M.S.: To na zakończenie – minister Marek Sawicki ma pańskie pełne wsparcia? Przypomnę, że wczoraj Prawo i Sprawiedliwość ogłosiło, że już na pewno wytoczy ministrowi rolnictwa proces o zniesławienie oraz grozi także złożeniem wniosku o wotum nieufności, a to z powodu słów pana ministra, że PiS jest w Parlamencie Europejskim we frakcji, która chce likwidacji wspólnej polityki rolnej i dopłat bezpośrednich.

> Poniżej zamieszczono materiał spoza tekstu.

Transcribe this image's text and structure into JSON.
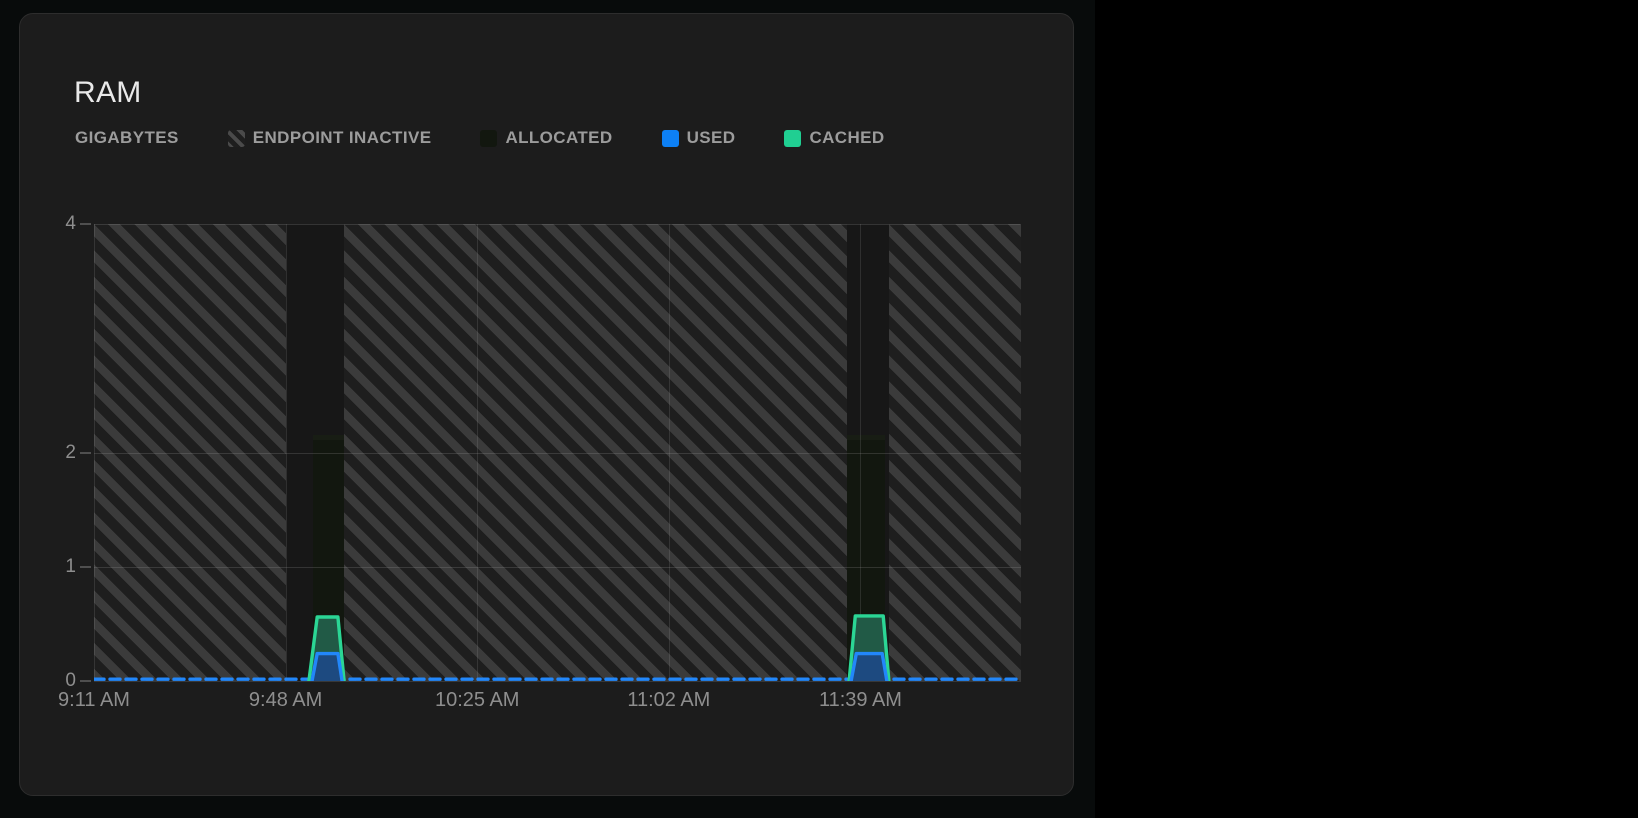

W.P. Minister Sawicki w tej chwili właśnie pracuje nad tym, żeby w przyszłej polityce Unii Europejskiej wzmocnić te wszystkie komponenty, które pozwalają zwiększyć produkcję żywności, poprawić jakość środowiska i uzyskać to za pomocą prostych mechanizmów, to znaczy bezpośrednich dopłat obszarowych w miarę możliwości wyrównanych w całej Unii. I bardzo potrzebne są tego typu działania, bo dzisiaj decyduje się polityka europejska na następne pokolenia. Dzisiaj też podejmujemy działania i przygotowania do polskiej prezydencji. Mogę powiedzieć o wczorajszej wizycie na Chorwacji. To jest też bardzo taka symboliczna wymowa, bo może być, że w czasie naszej prezydencji Chorwacja stanie się członkiem Unii Europejskiej. Co ciekawe, jest tu też taki element pewnego emocjonalnego związku, bo Chorwaci są Słowianami, którzy z okolic Krakowa i Lwowa wyemigrowali w VII wieku tam właśnie w okolice Splitu. I wracając jeszcze do rolnictwa i ministra Sawickiego, chcę podkreślić, że w tej polityce mamy dwa różne światy – świat takich partii wielkich kłótni i świat partii zdrowego rozsądku, podejścia praktycznego. I takie podejście prezentuje PSL, aby szukać rozwiązań, które są dla ludzi i dla gospodarki jak najkorzystniejsze.

M.S.: Bardzo dziękuję. Naszym gościem był wicepremier, minister gospodarki Waldemar Pawlak.